In the previous when Greene has gone after me with homophobic or transphobic tropes, I’ve obtained elevated abuse on social media, however this was an escalation past what I’m used to. And that escalation, which was particularly pronounced after the Club Q bloodbath, was due much less to Greene than to Twitter’s new proprietor, Elon Musk.

Since finalizing his buy of Twitter, Musk has introduced a number of the platform’s most infamous banned customers again to the flock. The reinstatement of those accounts, together with Donald Trump and Kanye West, will make Twitter way more poisonous than it was earlier than. And bringing them again not solely forgives their previous conduct, it validates and enshrines their rhetoric as pillars of Twitter’s platform going ahead. Read the complete story.

What Shanghai protesters need and worry

Nearly three years after the pandemic began, protests have erupted in cities and cities throughout China. People have taken to the streets to mourn the lives misplaced in an residence hearth in Urumqi and to demand that the federal government roll again its strict pandemic insurance policies, which many blame for trapping those that died. 

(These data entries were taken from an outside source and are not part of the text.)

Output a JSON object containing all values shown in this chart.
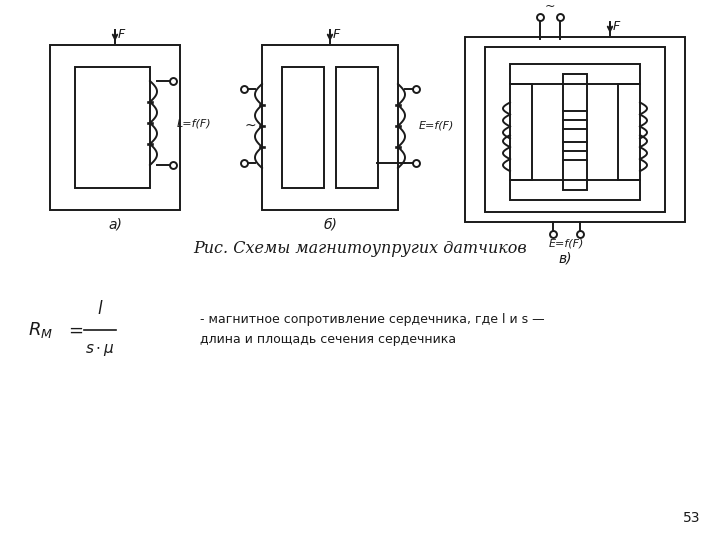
{
  "title_fig": "Рис. Схемы магнитоупругих датчиков",
  "label_a": "а)",
  "label_b": "б)",
  "label_v": "в)",
  "label_L": "L=f(F)",
  "label_E1": "E=f(F)",
  "label_E2": "E=f(F)",
  "label_F": "F",
  "page_num": "53",
  "bg_color": "#ffffff",
  "line_color": "#1a1a1a"
}
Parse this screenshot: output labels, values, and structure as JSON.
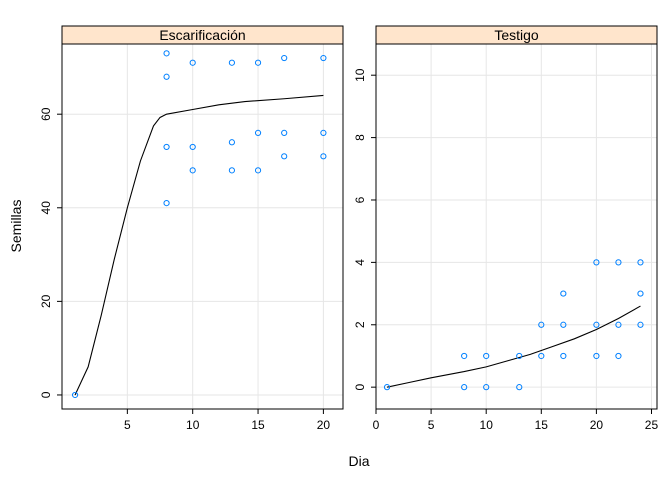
{
  "chart_data": {
    "type": "scatter",
    "xlabel": "Dia",
    "ylabel": "Semillas",
    "grid": true,
    "colors": {
      "points": "#0080ff",
      "line": "#000000",
      "strip": "#ffe5cc",
      "grid": "#e6e6e6"
    },
    "panels": [
      {
        "title": "Escarificación",
        "xlim": [
          0,
          21.5
        ],
        "ylim": [
          -3,
          75
        ],
        "xticks": [
          5,
          10,
          15,
          20
        ],
        "yticks": [
          0,
          20,
          40,
          60
        ],
        "points": [
          [
            1,
            0
          ],
          [
            8,
            73
          ],
          [
            8,
            68
          ],
          [
            8,
            53
          ],
          [
            8,
            41
          ],
          [
            10,
            71
          ],
          [
            10,
            53
          ],
          [
            10,
            48
          ],
          [
            13,
            71
          ],
          [
            13,
            54
          ],
          [
            13,
            48
          ],
          [
            15,
            71
          ],
          [
            15,
            56
          ],
          [
            15,
            48
          ],
          [
            17,
            72
          ],
          [
            17,
            56
          ],
          [
            17,
            51
          ],
          [
            20,
            72
          ],
          [
            20,
            56
          ],
          [
            20,
            51
          ]
        ],
        "curve": [
          [
            1,
            0
          ],
          [
            2,
            6
          ],
          [
            3,
            17
          ],
          [
            4,
            29
          ],
          [
            5,
            40
          ],
          [
            6,
            50
          ],
          [
            7,
            57.5
          ],
          [
            7.5,
            59.3
          ],
          [
            8,
            60
          ],
          [
            10,
            61
          ],
          [
            12,
            62
          ],
          [
            14,
            62.7
          ],
          [
            17,
            63.3
          ],
          [
            20,
            64
          ]
        ]
      },
      {
        "title": "Testigo",
        "xlim": [
          0,
          25.5
        ],
        "ylim": [
          -0.7,
          11
        ],
        "xticks": [
          0,
          5,
          10,
          15,
          20,
          25
        ],
        "yticks": [
          0,
          2,
          4,
          6,
          8,
          10
        ],
        "points": [
          [
            1,
            0
          ],
          [
            8,
            1
          ],
          [
            8,
            0
          ],
          [
            10,
            1
          ],
          [
            10,
            0
          ],
          [
            13,
            1
          ],
          [
            13,
            0
          ],
          [
            15,
            2
          ],
          [
            15,
            1
          ],
          [
            17,
            3
          ],
          [
            17,
            2
          ],
          [
            17,
            1
          ],
          [
            20,
            4
          ],
          [
            20,
            2
          ],
          [
            20,
            1
          ],
          [
            22,
            4
          ],
          [
            22,
            2
          ],
          [
            22,
            1
          ],
          [
            24,
            4
          ],
          [
            24,
            3
          ],
          [
            24,
            2
          ]
        ],
        "curve": [
          [
            1,
            0
          ],
          [
            3,
            0.15
          ],
          [
            5,
            0.3
          ],
          [
            8,
            0.5
          ],
          [
            10,
            0.65
          ],
          [
            12,
            0.85
          ],
          [
            14,
            1.05
          ],
          [
            16,
            1.3
          ],
          [
            18,
            1.55
          ],
          [
            20,
            1.85
          ],
          [
            22,
            2.2
          ],
          [
            24,
            2.6
          ]
        ]
      }
    ]
  }
}
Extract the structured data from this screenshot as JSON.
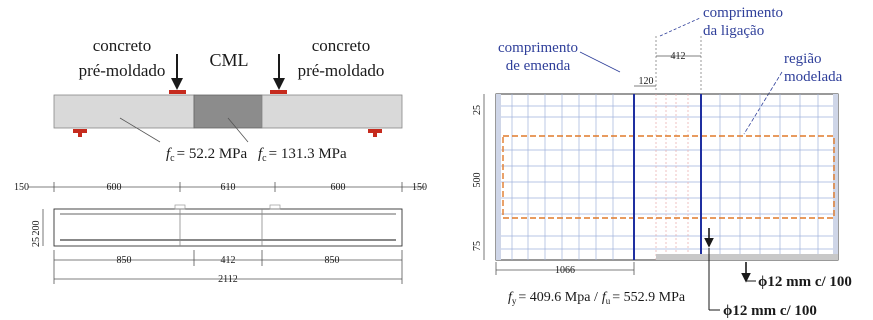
{
  "colors": {
    "ink": "#1a1a1a",
    "blue": "#2f3f9a",
    "orange": "#e07a2a",
    "red": "#c62b1e",
    "precast_fill": "#d9d9d9",
    "cml_fill": "#8c8c8c",
    "bar_blue": "#1f2fa0",
    "grid_blue": "#9fb2dc",
    "grid_pink": "#e9a9a9",
    "dim": "#555555"
  },
  "left": {
    "label_precast_left": [
      "concreto",
      "pré-moldado"
    ],
    "label_cml": "CML",
    "label_precast_right": [
      "concreto",
      "pré-moldado"
    ],
    "fc_precast": "= 52.2 MPa",
    "fc_cml": "= 131.3 MPa",
    "f_symbol": "f",
    "f_subscript": "c",
    "top_dims": [
      "150",
      "600",
      "610",
      "600",
      "150"
    ],
    "left_dims": [
      "200",
      "25"
    ],
    "bottom_dims": [
      "850",
      "412",
      "850"
    ],
    "total_length": "2112"
  },
  "right": {
    "label_comprimento_ligacao": [
      "comprimento",
      "da ligação"
    ],
    "label_comprimento_emenda": [
      "comprimento",
      "de emenda"
    ],
    "label_regiao": [
      "região",
      "modelada"
    ],
    "dim_412": "412",
    "dim_120": "120",
    "dim_25": "25",
    "dim_500": "500",
    "dim_75": "75",
    "dim_1066": "1066",
    "steel_fy": "= 409.6 Mpa /",
    "steel_fu": "= 552.9 MPa",
    "fy_subscript": "y",
    "fu_subscript": "u",
    "rebar_label_1": "ϕ12 mm c/ 100",
    "rebar_label_2": "ϕ12 mm c/ 100"
  }
}
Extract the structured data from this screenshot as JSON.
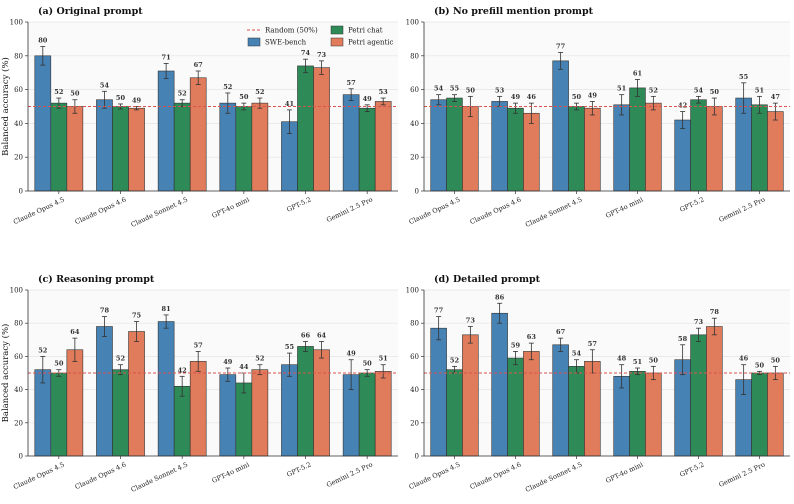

It’s the most important grassroots protest in China in many years, and it’s taking place at a time when the Chinese authorities is best than ever at monitoring and suppressing dissent. However, whereas discussions amongst foreigners have too typically decreased the protests to essentially the most sensational clips, the fact is extra difficult. While all of the protestors are in opposition to the zero-covid controls, their reasonings—and motivations—for pushing change range wildly. Read the complete story.